The issue:
There are a number of crimes that make no sense from a cost/benefit analysis standpoint.
Example: armed robbery of individuals on the street: this involves a high chance of 5-10 years in prison, but the maximum payoff is probably around $500. Expected value: strongly negative.
Even a bank robbery typically has a paltry total take (perhaps one year of income per robber), yet still has a high chance of resulting in arrest.
The theory: fewer crimes would be committed if the prospective criminal actually weighed the benefits and risks of the to-be-committed crime.
Proposal: prospective criminals should be encouraged to write up a “Crime Business Plan” in which they detail their proposed crime, the benefits that they stand to reap from it, and the potential negative consequences.
The method of encouragement is as follows:
If a criminal has written up and submitted a “crime business plan” to the city, and that criminal is also convicted of the crime described therein, then the sentence is reduced by 50%.
(E.g., 10 years in prison and a $100,000 fine becomes 5 years in prison and a $50,000 fine.)
In pictoral form:
Fig 1. Crime business plan is written up. On a scroll, apparently.
Fig 2. Crime business plan is sent by mail to City Hall, where it is registered and filed away for safekeeping.
Fig 3. After the crime is committed, the criminal is caught, convicted, and sentenced, but the sentence is reduced by half.
Case Study:
Mr. X wants to steal a safe. He writes up a plan, indicating that he assumes the safe will have 1 million dollars in cash in it, and that the chance of detection is only 5% during the burglary, and 1% afterward. (He plans to be very careful about spending his windfall.) He shows that the expected value of the crime is POSITIVE for him.
After writing up the crime business plan, he mails the letter to City Hall, which accepts it, sends him a confirmation code, and files it away.
Later, Mr. X commits the crime, but is immediately caught and goes to trial. He defends himself admirably but is convicted and sentenced to 14 years in the salt mines.
However!
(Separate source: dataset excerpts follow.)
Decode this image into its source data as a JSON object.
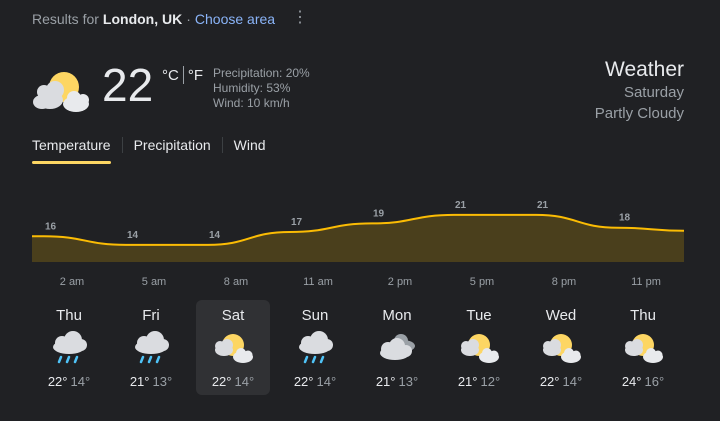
{
  "header": {
    "results_prefix": "Results for",
    "location": "London, UK",
    "separator": "·",
    "choose_area": "Choose area",
    "menu_glyph": "⋮"
  },
  "current": {
    "icon": "partly-cloudy-icon",
    "temperature": "22",
    "unit_c": "°C",
    "unit_f": "°F",
    "precipitation": "Precipitation: 20%",
    "humidity": "Humidity: 53%",
    "wind": "Wind: 10 km/h"
  },
  "title": {
    "heading": "Weather",
    "day": "Saturday",
    "condition": "Partly Cloudy"
  },
  "tabs": [
    {
      "label": "Temperature",
      "active": true
    },
    {
      "label": "Precipitation",
      "active": false
    },
    {
      "label": "Wind",
      "active": false
    }
  ],
  "chart_data": {
    "type": "area",
    "x": [
      "2 am",
      "5 am",
      "8 am",
      "11 am",
      "2 pm",
      "5 pm",
      "8 pm",
      "11 pm"
    ],
    "values": [
      16,
      14,
      14,
      17,
      19,
      21,
      21,
      18
    ],
    "series_color": "#fbbc04",
    "fill_color": "#4a3f1c"
  },
  "days": [
    {
      "name": "Thu",
      "icon": "rain-icon",
      "high": "22°",
      "low": "14°",
      "selected": false
    },
    {
      "name": "Fri",
      "icon": "rain-icon",
      "high": "21°",
      "low": "13°",
      "selected": false
    },
    {
      "name": "Sat",
      "icon": "partly-cloudy-icon",
      "high": "22°",
      "low": "14°",
      "selected": true
    },
    {
      "name": "Sun",
      "icon": "rain-icon",
      "high": "22°",
      "low": "14°",
      "selected": false
    },
    {
      "name": "Mon",
      "icon": "cloudy-icon",
      "high": "21°",
      "low": "13°",
      "selected": false
    },
    {
      "name": "Tue",
      "icon": "partly-cloudy-icon",
      "high": "21°",
      "low": "12°",
      "selected": false
    },
    {
      "name": "Wed",
      "icon": "partly-cloudy-icon",
      "high": "22°",
      "low": "14°",
      "selected": false
    },
    {
      "name": "Thu",
      "icon": "partly-cloudy-icon",
      "high": "24°",
      "low": "16°",
      "selected": false
    }
  ],
  "colors": {
    "background": "#202124",
    "accent_tab": "#fdd663",
    "link": "#8ab4f8",
    "sun": "#fdd663",
    "rain": "#4fc3f7"
  }
}
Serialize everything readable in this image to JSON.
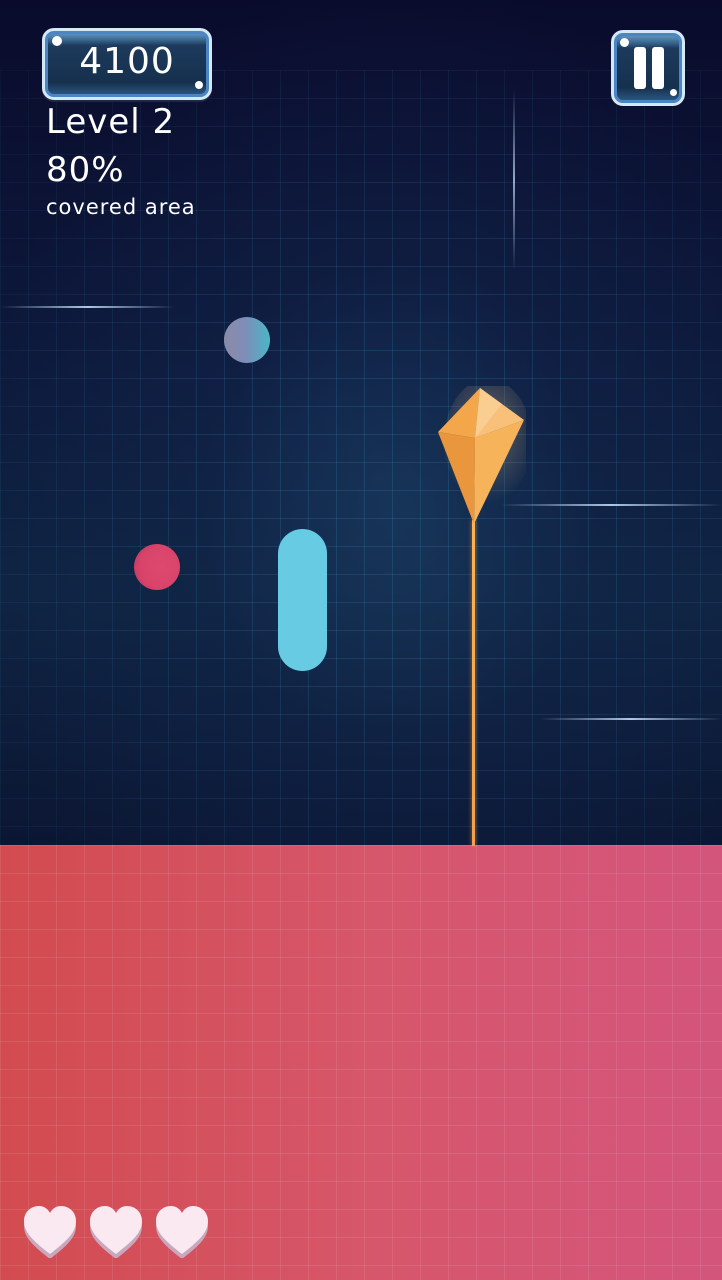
{
  "hud": {
    "score": "4100",
    "level": "Level 2",
    "covered_percent": "80%",
    "covered_caption": "covered area",
    "pause_icon": "pause-icon"
  },
  "colors": {
    "covered_area_start": "#d24b4f",
    "covered_area_end": "#d4557c",
    "paddle": "#66cbe3",
    "ball_red": "#d8436a",
    "ball_gray": "#8c8aa6",
    "kite": "#f2ad5a",
    "heart": "#fbe9f2"
  },
  "objects": [
    {
      "name": "ball-gray",
      "icon": "ball-icon"
    },
    {
      "name": "ball-red",
      "icon": "ball-icon"
    },
    {
      "name": "paddle",
      "icon": "capsule-icon"
    },
    {
      "name": "kite",
      "icon": "kite-icon"
    }
  ],
  "lives": {
    "count": 3,
    "icon": "heart-icon"
  }
}
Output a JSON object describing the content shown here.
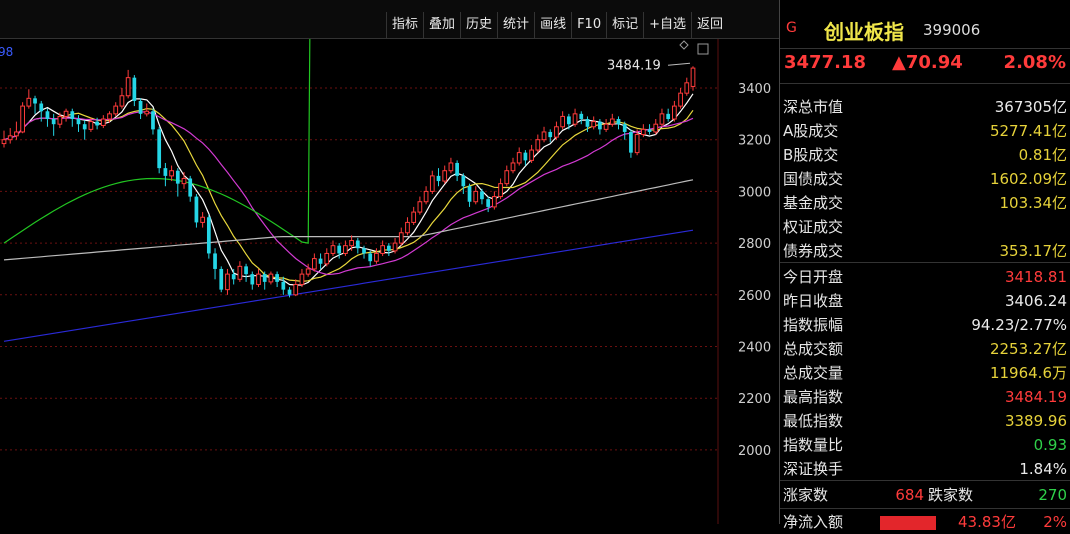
{
  "toolbar": [
    "指标",
    "叠加",
    "历史",
    "统计",
    "画线",
    "F10",
    "标记",
    "+自选",
    "返回"
  ],
  "chart": {
    "ylabels": [
      "3400",
      "3200",
      "3000",
      "2800",
      "2600",
      "2400",
      "2200",
      "2000"
    ],
    "high_label": "3484.19",
    "left_fragment": "98"
  },
  "colors": {
    "up": "#ff3b3b",
    "down": "#25d6e6",
    "ma5": "#ffffff",
    "ma10": "#e8d83c",
    "ma20": "#d23ad2",
    "ma60": "#22c622",
    "ma120": "#bcbcbc",
    "ma250": "#2a2ad8"
  },
  "panel": {
    "market_icon": "G",
    "name": "创业板指",
    "code": "399006",
    "price": "3477.18",
    "change": "▲70.94",
    "pct": "2.08%",
    "rows": [
      {
        "label": "深总市值",
        "value": "367305亿",
        "color": "white"
      },
      {
        "label": "A股成交",
        "value": "5277.41亿",
        "color": "yellow"
      },
      {
        "label": "B股成交",
        "value": "0.81亿",
        "color": "yellow"
      },
      {
        "label": "国债成交",
        "value": "1602.09亿",
        "color": "yellow"
      },
      {
        "label": "基金成交",
        "value": "103.34亿",
        "color": "yellow"
      },
      {
        "label": "权证成交",
        "value": "",
        "color": "yellow"
      },
      {
        "label": "债券成交",
        "value": "353.17亿",
        "color": "yellow"
      },
      {
        "label": "今日开盘",
        "value": "3418.81",
        "color": "red"
      },
      {
        "label": "昨日收盘",
        "value": "3406.24",
        "color": "white"
      },
      {
        "label": "指数振幅",
        "value": "94.23/2.77%",
        "color": "white"
      },
      {
        "label": "总成交额",
        "value": "2253.27亿",
        "color": "yellow"
      },
      {
        "label": "总成交量",
        "value": "11964.6万",
        "color": "yellow"
      },
      {
        "label": "最高指数",
        "value": "3484.19",
        "color": "red"
      },
      {
        "label": "最低指数",
        "value": "3389.96",
        "color": "yellow"
      },
      {
        "label": "指数量比",
        "value": "0.93",
        "color": "green"
      },
      {
        "label": "深证换手",
        "value": "1.84%",
        "color": "white"
      }
    ],
    "advance_label": "涨家数",
    "advance_value": "684",
    "decline_label": "跌家数",
    "decline_value": "270",
    "bottom_label": "净流入额",
    "bottom_value": "43.83亿",
    "bottom_pct": "2%"
  }
}
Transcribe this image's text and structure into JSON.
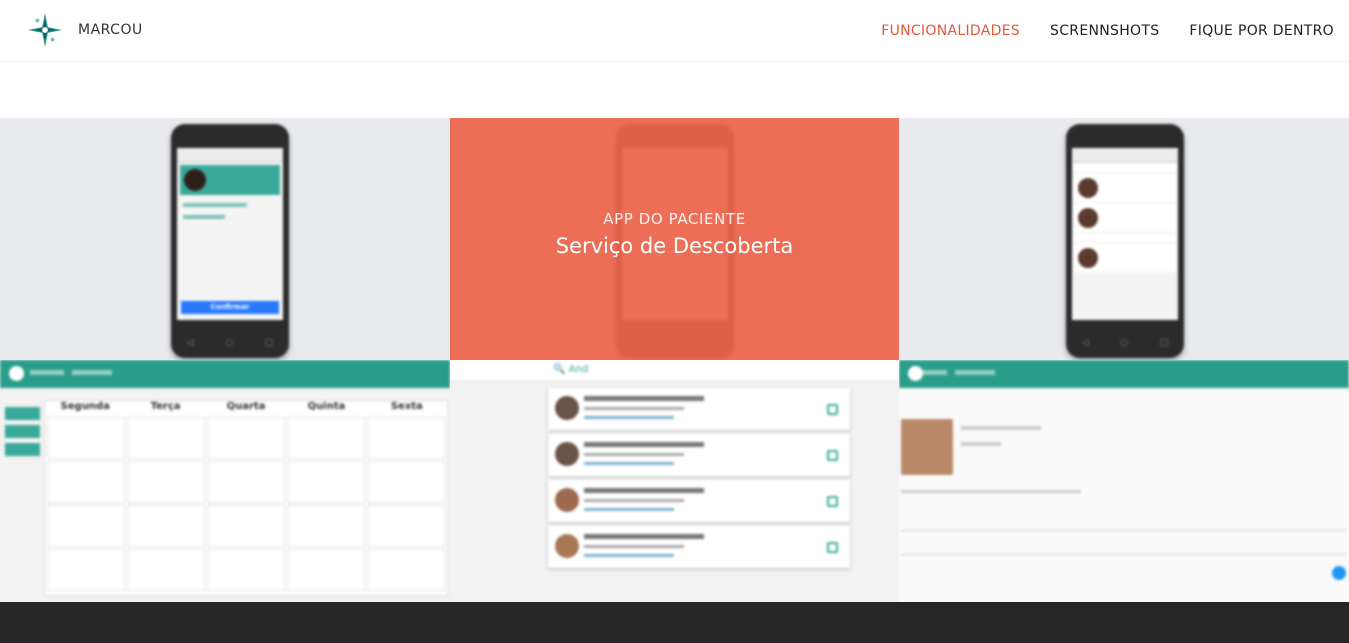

Now he exclaims “But I filed a crime business plan, to show that this was a well-thought-out idea!” The court will verify that the described crime in the filed-away business plan was in fact the one committed, and his sentence will be reduced by 50%.
Why this is a great idea:
By heavily incentivizing individuals to ponder their crimes, they could:
1) Be less likely to commit crimes of passion (Example: “I’m so mad, I’m going to kill you—but first I have to file the paperwork in triplicate and wait 6 to 8 weeks!”)
and
2) Be less likely to commit crimes that have a strongly negative expected value (Example: robbing a fast-food restaurant).
and perhaps
3) Be less likely to commit certain premeditated crimes (“I’m going to beat up my neighbor for putting his fence too close to my property! Wait, while I was researching my crime business plan, I discovered that I can actually take this case to arbitration and resolve it that way.”)
Or they might just turn to white-collar crime!
PROS: Might result in less crime. The business plan aspect will employ legions of lawyers who would have otherwise turned to crime in desperation.
CONS: Other countries might become jealous of this new legal system.